Nigeria’s Nobel laureate Wole Soyinka warned the government against any harsh crackdown on pro-Biafran activists in an interview broadcast Wednesday after an upsurge in separatist protests.
The 81-year-old, who won the literature prize in 1986, said Abuja needed to come up with new strategies for dealing with the issue to quell the renewed drive for independence in the southeast.
“I remember I wrote an article during the (civil) war and I said at that time that Biafra cannot be defeated,” he told the private Channels television station.
“People misunderstood what I was saying. I said once an idea has taken hold, you cannot destroy that idea…
“You may destroy the people that carry the idea on the battlefield, but, ultimately, it is not the end of the story.”
Recent weeks have seen a wave of protests calling for the release of the London-based director of Radio Biafra Nnamdi Kanu, who is also head of the Indigenous People of Biafra (IPOB) pressure group.

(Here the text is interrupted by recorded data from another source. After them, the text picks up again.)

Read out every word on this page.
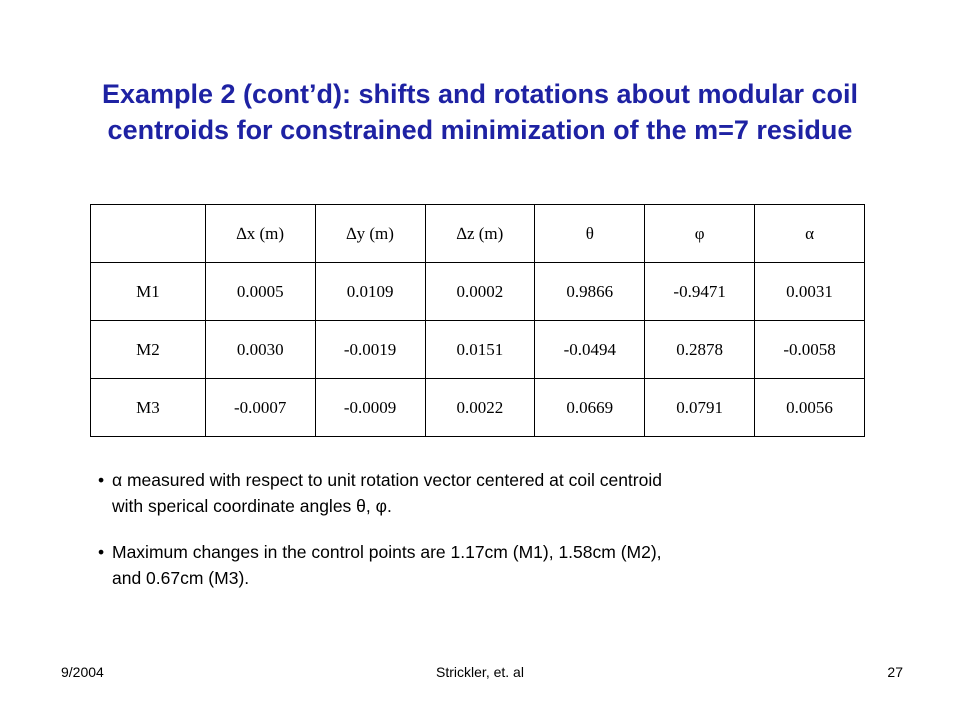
Example 2 (cont’d): shifts and rotations about modular coil
centroids for constrained minimization of the m=7 residue
	∆x (m)	∆y (m)	∆z (m)	θ	φ	α
M1	0.0005	0.0109	0.0002	0.9866	-0.9471	0.0031
M2	0.0030	-0.0019	0.0151	-0.0494	0.2878	-0.0058
M3	-0.0007	-0.0009	0.0022	0.0669	0.0791	0.0056
• α measured with respect to unit rotation vector centered at coil centroid
with sperical coordinate angles θ, φ.
• Maximum changes in the control points are 1.17cm (M1), 1.58cm (M2),
and 0.67cm (M3).
9/2004	Strickler, et. al	27
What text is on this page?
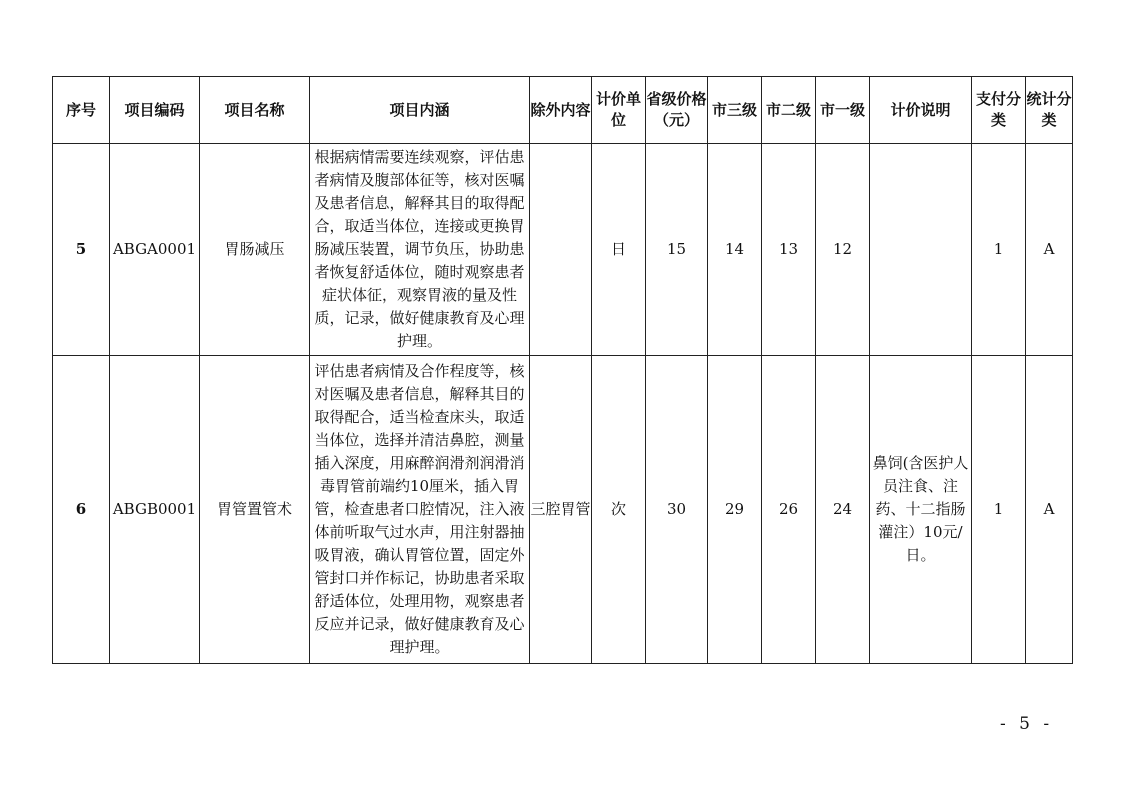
序号	项目编码	项目名称	项目内涵	除外内容	计价单位	省级价格（元）	市三级	市二级	市一级	计价说明	支付分类	统计分类
5	ABGA0001	胃肠减压	根据病情需要连续观察，评估患者病情及腹部体征等，核对医嘱及患者信息，解释其目的取得配合，取适当体位，连接或更换胃肠减压装置，调节负压，协助患者恢复舒适体位，随时观察患者症状体征，观察胃液的量及性质，记录，做好健康教育及心理护理。		日	15	14	13	12		1	A
6	ABGB0001	胃管置管术	评估患者病情及合作程度等，核对医嘱及患者信息，解释其目的取得配合，适当检查床头，取适当体位，选择并清洁鼻腔，测量插入深度，用麻醉润滑剂润滑消毒胃管前端约10厘米，插入胃管，检查患者口腔情况，注入液体前听取气过水声，用注射器抽吸胃液，确认胃管位置，固定外管封口并作标记，协助患者采取舒适体位，处理用物，观察患者反应并记录，做好健康教育及心理护理。	三腔胃管	次	30	29	26	24	鼻饲(含医护人员注食、注药、十二指肠灌注）10元/日。	1	A
- 5 -
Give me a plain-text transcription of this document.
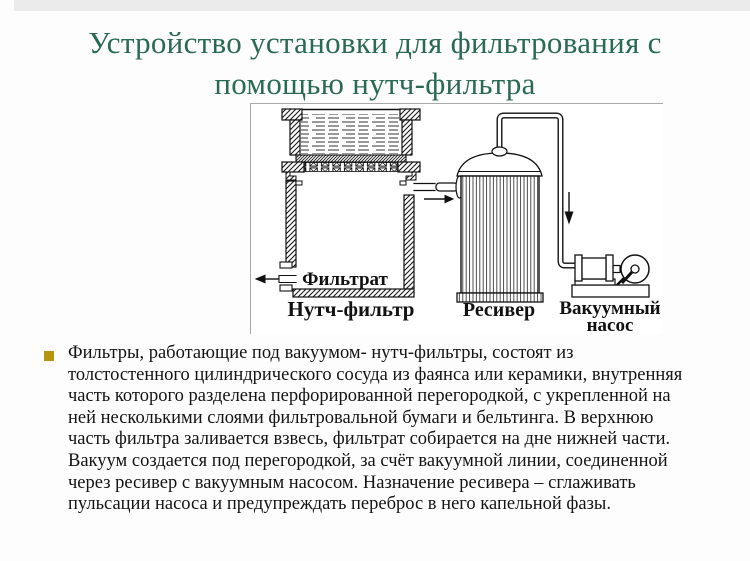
Устройство установки для фильтрования с
помощью нутч-фильтра
Фильтрат
Нутч-фильтр Ресивер Вакуумный
насос
Фильтры, работающие под вакуумом- нутч-фильтры, состоят из
толстостенного цилиндрического сосуда из фаянса или керамики, внутренняя
часть которого разделена перфорированной перегородкой, с укрепленной на
ней несколькими слоями фильтровальной бумаги и бельтинга. В верхнюю
часть фильтра заливается взвесь, фильтрат собирается на дне нижней части.
Вакуум создается под перегородкой, за счёт вакуумной линии, соединенной
через ресивер с вакуумным насосом. Назначение ресивера – сглаживать
пульсации насоса и предупреждать переброс в него капельной фазы.
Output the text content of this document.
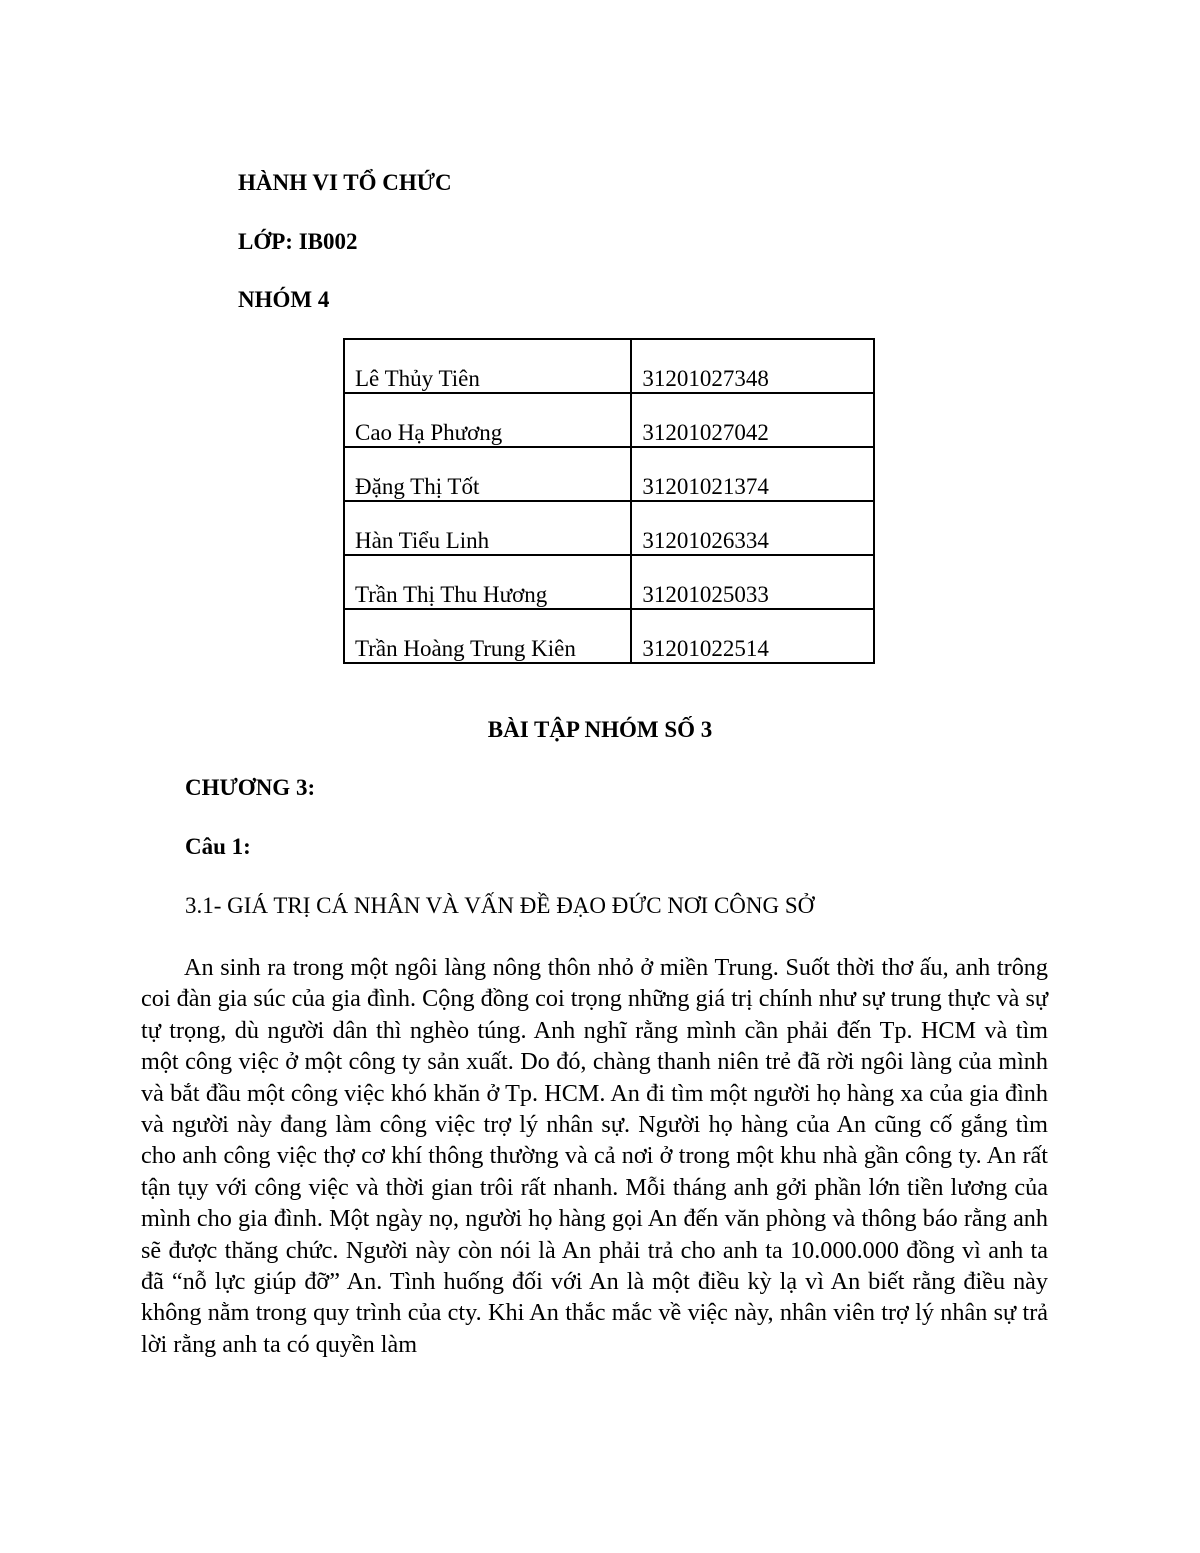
HÀNH VI TỔ CHỨC
LỚP: IB002
NHÓM 4
Lê Thủy Tiên	31201027348
Cao Hạ Phương	31201027042
Đặng Thị Tốt	31201021374
Hàn Tiểu Linh	31201026334
Trần Thị Thu Hương	31201025033
Trần Hoàng Trung Kiên	31201022514
BÀI TẬP NHÓM SỐ 3
CHƯƠNG 3:
Câu 1:
3.1- GIÁ TRỊ CÁ NHÂN VÀ VẤN ĐỀ ĐẠO ĐỨC NƠI CÔNG SỞ

An sinh ra trong một ngôi làng nông thôn nhỏ ở miền Trung. Suốt thời thơ ấu, anh trông coi đàn gia súc của gia đình. Cộng đồng coi trọng những giá trị chính như sự trung thực và sự tự trọng, dù người dân thì nghèo túng. Anh nghĩ rằng mình cần phải đến Tp. HCM và tìm một công việc ở một công ty sản xuất. Do đó, chàng thanh niên trẻ đã rời ngôi làng của mình và bắt đầu một công việc khó khăn ở Tp. HCM. An đi tìm một người họ hàng xa của gia đình và người này đang làm công việc trợ lý nhân sự. Người họ hàng của An cũng cố gắng tìm cho anh công việc thợ cơ khí thông thường và cả nơi ở trong một khu nhà gần công ty. An rất tận tụy với công việc và thời gian trôi rất nhanh. Mỗi tháng anh gởi phần lớn tiền lương của mình cho gia đình. Một ngày nọ, người họ hàng gọi An đến văn phòng và thông báo rằng anh sẽ được thăng chức. Người này còn nói là An phải trả cho anh ta 10.000.000 đồng vì anh ta đã “nỗ lực giúp đỡ” An. Tình huống đối với An là một điều kỳ lạ vì An biết rằng điều này không nằm trong quy trình của cty. Khi An thắc mắc về việc này, nhân viên trợ lý nhân sự trả lời rằng anh ta có quyền làm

He has pleaded not guilty to charges of criminal conspiracy and intimidation, and belonging to a banned organisation. He remains in the custody of Nigeria’s secret police.
The protests also saw calls for a separate state of Biafra, 45 years on from the end of a brutal civil war sparked by the declaration of an independent republic in 1967.
Some one million died of the effects of war, starvation and illness.
Soyinka himself was arrested and detained for almost two years by Nigeria’s then-military regime over his alleged interaction with the Biafra leadership under General Emeka Odumegwu-Ojukwu.
The novelist and playwright said Nigeria’s civilian government now needed to talk to pro-Biafra activists, most of them ethnic Igbos who complain of being marginalised since the end of the conflict.
“Ask what are those things we can do to make you content, to make you feel part of this entity (Nigeria)… what can we do to make them feel that they belong and are not alienated?” he said.
“Listen to some other Biafrans and ask them why they want to stay.
“But, don’t go around saying ‘the sovereignty of this country is indivisible, this won’t happen under my watch, it is not negotiable’. That type of language would only make matters worse.”
Police have sent reinforcements to the southeast because of the protests and vowed anyone threatening Nigeria’s sovereignty would “face the full wrath of the law”.